Le vin est une affaire de famille, chacun le sait. C’est chaotique ou très bien joué. Chez eux, ça marche
Cet article est paru dans En Magnum #27. Vous pouvez l’acheter sur notre site ici. Ou sur cafeyn.co.
Ce n’est qu’en 1982 que Jean-Luc Colombo et son épouse Anne s’installent à Cornas. Ils y créent une pharmacie puis un laboratoire d’œnologie-conseil. Longtemps, c’est cette seule activité de conseil qui les fera connaître des professionnels de la région. Des compétences qu’ils vont rapidement mettre au service de leurs propres vins. La première parcelle est achetée en 1986. Des vieilles vignes qui donnent naissance dès 1987 à la première cuvée, Les Ruchets. Suivront La Louvée jusqu’à la toute dernière Vallon de l’Aigle, premier millésime en 2005. Aujourd’hui, l’exploitation familiale s’étend sur dix hectares à Cornas, sans oublier trois hectares sur le cru voisin de Saint-Péray et quatre hectares en IGP méditerranée sur la Côte Bleue, hommage de Jean-Luc à ses origines marseillaises. Tous deux œnologues de formation, Jean-Luc et Anne ont toujours imprimé une extrême rigueur à l’élaboration de leurs vins, dans une région où longtemps on évoquait pudiquement des « vinifications à l’ancienne », pas toujours exemptes de dérives parfois majeures, faute à des hygiènes de cave régulièrement défaillantes.

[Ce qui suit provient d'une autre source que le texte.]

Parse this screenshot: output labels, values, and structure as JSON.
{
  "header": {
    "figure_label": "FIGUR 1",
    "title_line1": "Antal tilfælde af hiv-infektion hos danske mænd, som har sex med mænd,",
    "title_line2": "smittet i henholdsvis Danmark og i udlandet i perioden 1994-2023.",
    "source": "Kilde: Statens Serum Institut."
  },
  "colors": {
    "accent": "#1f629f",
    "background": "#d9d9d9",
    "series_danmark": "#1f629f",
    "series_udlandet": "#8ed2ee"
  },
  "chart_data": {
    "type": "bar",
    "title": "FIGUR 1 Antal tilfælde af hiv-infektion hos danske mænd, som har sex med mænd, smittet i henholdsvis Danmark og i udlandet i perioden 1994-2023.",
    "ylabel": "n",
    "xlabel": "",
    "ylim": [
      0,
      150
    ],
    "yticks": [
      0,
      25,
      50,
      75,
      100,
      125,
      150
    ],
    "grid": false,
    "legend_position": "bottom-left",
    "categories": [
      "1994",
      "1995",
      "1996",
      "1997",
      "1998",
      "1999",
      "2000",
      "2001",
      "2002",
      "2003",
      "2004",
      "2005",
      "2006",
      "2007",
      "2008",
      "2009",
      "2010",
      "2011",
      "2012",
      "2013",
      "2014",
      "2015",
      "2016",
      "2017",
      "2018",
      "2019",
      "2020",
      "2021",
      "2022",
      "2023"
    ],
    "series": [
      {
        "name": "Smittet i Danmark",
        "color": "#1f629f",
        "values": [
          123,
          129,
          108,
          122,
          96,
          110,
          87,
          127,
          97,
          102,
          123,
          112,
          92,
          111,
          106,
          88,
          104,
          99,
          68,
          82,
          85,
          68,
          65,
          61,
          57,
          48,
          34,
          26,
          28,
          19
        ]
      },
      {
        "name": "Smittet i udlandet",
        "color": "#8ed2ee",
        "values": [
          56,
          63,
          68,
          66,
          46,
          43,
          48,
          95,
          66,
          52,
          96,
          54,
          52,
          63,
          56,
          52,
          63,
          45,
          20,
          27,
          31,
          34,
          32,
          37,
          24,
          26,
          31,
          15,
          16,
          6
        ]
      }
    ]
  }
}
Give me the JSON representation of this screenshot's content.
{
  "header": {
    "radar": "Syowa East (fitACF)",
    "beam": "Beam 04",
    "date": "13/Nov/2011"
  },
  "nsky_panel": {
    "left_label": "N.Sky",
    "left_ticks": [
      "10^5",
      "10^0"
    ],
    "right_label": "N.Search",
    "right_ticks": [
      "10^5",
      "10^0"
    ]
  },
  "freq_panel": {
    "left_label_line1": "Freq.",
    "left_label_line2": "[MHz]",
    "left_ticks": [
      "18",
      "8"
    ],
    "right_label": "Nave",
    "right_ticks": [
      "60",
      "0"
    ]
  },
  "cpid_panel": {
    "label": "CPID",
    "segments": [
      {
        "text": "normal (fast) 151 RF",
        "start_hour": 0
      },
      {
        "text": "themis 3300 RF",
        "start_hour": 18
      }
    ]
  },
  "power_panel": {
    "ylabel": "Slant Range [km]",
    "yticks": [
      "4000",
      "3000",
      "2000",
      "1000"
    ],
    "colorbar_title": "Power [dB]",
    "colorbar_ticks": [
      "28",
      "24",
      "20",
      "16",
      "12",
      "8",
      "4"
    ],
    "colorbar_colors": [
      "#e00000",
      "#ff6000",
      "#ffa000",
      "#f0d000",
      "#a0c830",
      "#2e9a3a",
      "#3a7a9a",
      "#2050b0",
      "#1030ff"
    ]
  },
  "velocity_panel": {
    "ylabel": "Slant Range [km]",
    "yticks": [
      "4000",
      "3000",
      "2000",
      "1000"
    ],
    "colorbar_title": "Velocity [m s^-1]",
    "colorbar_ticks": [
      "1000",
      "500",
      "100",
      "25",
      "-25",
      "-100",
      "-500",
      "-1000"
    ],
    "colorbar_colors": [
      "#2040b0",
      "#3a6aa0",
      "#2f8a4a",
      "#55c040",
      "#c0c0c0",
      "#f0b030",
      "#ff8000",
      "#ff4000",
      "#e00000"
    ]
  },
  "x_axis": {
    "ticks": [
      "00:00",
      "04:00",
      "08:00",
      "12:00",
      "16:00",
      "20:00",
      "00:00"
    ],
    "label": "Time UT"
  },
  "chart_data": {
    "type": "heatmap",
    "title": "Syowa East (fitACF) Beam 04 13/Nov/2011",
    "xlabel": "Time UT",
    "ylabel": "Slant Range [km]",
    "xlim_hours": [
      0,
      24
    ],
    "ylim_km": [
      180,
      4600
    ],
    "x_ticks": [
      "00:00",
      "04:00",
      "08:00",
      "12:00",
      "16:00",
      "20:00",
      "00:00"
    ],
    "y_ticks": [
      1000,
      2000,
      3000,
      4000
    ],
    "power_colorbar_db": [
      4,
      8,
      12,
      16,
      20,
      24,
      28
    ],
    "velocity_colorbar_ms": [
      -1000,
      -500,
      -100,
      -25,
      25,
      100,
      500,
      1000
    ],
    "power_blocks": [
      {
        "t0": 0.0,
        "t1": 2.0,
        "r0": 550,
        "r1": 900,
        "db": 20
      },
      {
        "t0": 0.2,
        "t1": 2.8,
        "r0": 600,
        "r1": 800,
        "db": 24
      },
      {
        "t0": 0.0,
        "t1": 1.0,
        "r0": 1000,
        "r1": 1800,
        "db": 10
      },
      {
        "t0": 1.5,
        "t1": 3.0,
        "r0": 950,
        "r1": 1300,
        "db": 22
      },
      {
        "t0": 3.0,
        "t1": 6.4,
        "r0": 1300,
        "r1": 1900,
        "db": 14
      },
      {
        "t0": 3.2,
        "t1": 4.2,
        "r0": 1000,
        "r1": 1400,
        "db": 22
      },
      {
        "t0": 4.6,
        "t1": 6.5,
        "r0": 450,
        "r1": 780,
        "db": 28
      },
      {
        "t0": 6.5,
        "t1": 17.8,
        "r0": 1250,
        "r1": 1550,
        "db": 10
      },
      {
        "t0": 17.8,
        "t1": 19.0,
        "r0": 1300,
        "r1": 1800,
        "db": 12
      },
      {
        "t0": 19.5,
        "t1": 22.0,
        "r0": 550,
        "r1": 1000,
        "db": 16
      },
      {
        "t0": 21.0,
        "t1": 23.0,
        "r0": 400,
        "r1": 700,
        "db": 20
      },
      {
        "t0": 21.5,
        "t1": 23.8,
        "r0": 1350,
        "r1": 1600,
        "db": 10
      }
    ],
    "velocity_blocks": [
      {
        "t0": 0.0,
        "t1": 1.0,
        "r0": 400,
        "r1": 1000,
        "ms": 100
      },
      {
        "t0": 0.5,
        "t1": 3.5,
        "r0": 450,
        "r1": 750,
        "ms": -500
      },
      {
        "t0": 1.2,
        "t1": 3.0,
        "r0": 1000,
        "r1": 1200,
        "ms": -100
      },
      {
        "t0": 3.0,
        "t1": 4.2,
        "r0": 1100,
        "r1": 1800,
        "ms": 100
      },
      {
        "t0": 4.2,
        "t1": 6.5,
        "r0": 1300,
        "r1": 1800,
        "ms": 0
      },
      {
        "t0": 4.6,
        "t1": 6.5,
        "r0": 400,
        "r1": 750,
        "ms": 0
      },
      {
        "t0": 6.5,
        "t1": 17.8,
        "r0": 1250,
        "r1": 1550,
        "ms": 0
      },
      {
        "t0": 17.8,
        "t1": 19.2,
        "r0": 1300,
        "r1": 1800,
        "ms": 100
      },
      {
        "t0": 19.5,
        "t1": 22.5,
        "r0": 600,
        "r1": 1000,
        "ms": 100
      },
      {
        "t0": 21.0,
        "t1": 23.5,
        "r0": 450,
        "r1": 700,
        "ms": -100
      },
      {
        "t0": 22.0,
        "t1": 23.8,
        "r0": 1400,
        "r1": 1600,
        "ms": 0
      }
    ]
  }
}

Lorsqu’ils acquièrent leurs premières vignes, puis leur maison au cœur du coteau, aux Eygas, en 1993, c’est avec le plus grand soin et les pratiques culturales les plus respectueuses qu’ils façonnent leur vignoble. À l’époque, les labels ne sont pas d’actualité (depuis 2015-2016 tous les vins du domaine sont certifiés bio) et cette appellation est en manque de médiatisation. Les Colombo dénotent par leur communication innovante et originale. Aujourd’hui, on parlerait d’approche disruptive. Idéale pour se faire une place à part, très vite. Ils écartent d’emblée la bouteille rhodanienne traditionnelle aux épaules tombantes, pour adopter le flaconnage bordelais. Choquant pour la région mais moderne quand on sait qu’elle est depuis adoptée par tous les grands vignobles ailleurs dans le monde. Ils apprennent à maîtriser les codes de la communication en faisant venir chaque année des journalistes et des dégustateurs pour leur présenter leurs activités, leurs projets, suivre leur évolution. Faire le point sur ces expressions tout en muscles et en fruits de ce vibrant coteau de Cornas, trois décennies plus tard. Faire savoir le savoir-faire.
La relève
Leur fille unique, Laure, la voilà, effectue sa première vinification en 2010. Pas facile de se faire un prénom. Surtout avec un père au caractère aussi trempé, surtout quand on en a hérité. À Cornas, les orages montent vite. Pas seulement dans le ciel. Père et fille savent trouver le moyen d’aller de l’avant, d’autant qu’ils partagent souvent la même ligne de fuite, le même horizon, au loin. Bon sang ne saurait mentir, Laure bénéficie d’une solide formation technique, BTS puis DNO, complétée par un passage dans l’une des meilleures écoles de commerce de France (Edhec). Des parents établis à Cornas. Très bien. Elle s’installe sur le cru voisin, à Saint-Péray, ni trop près, ni trop loin. Avec son compagnon, elle y façonne sa propre aventure, le domaine de Lorient. Ses vignes, ses animaux, ses chambres d’hôtes. Une ferme vigneronne où elle peut donner libre cours à ses expérimentations et ses envies du moment. Toute cette famille Colombo se retrouve dans la grande cave, construite dans le bas du coteau, à Cornas, quartier général de tous les projets : domaine Colombo (celui de Jean-Luc et Anne), domaine de Lorient, mais aussi le négoce qui pèse à lui seul près d’un million de cols. Bref, le travail ne manque pas. Deux générations ne sont pas de trop.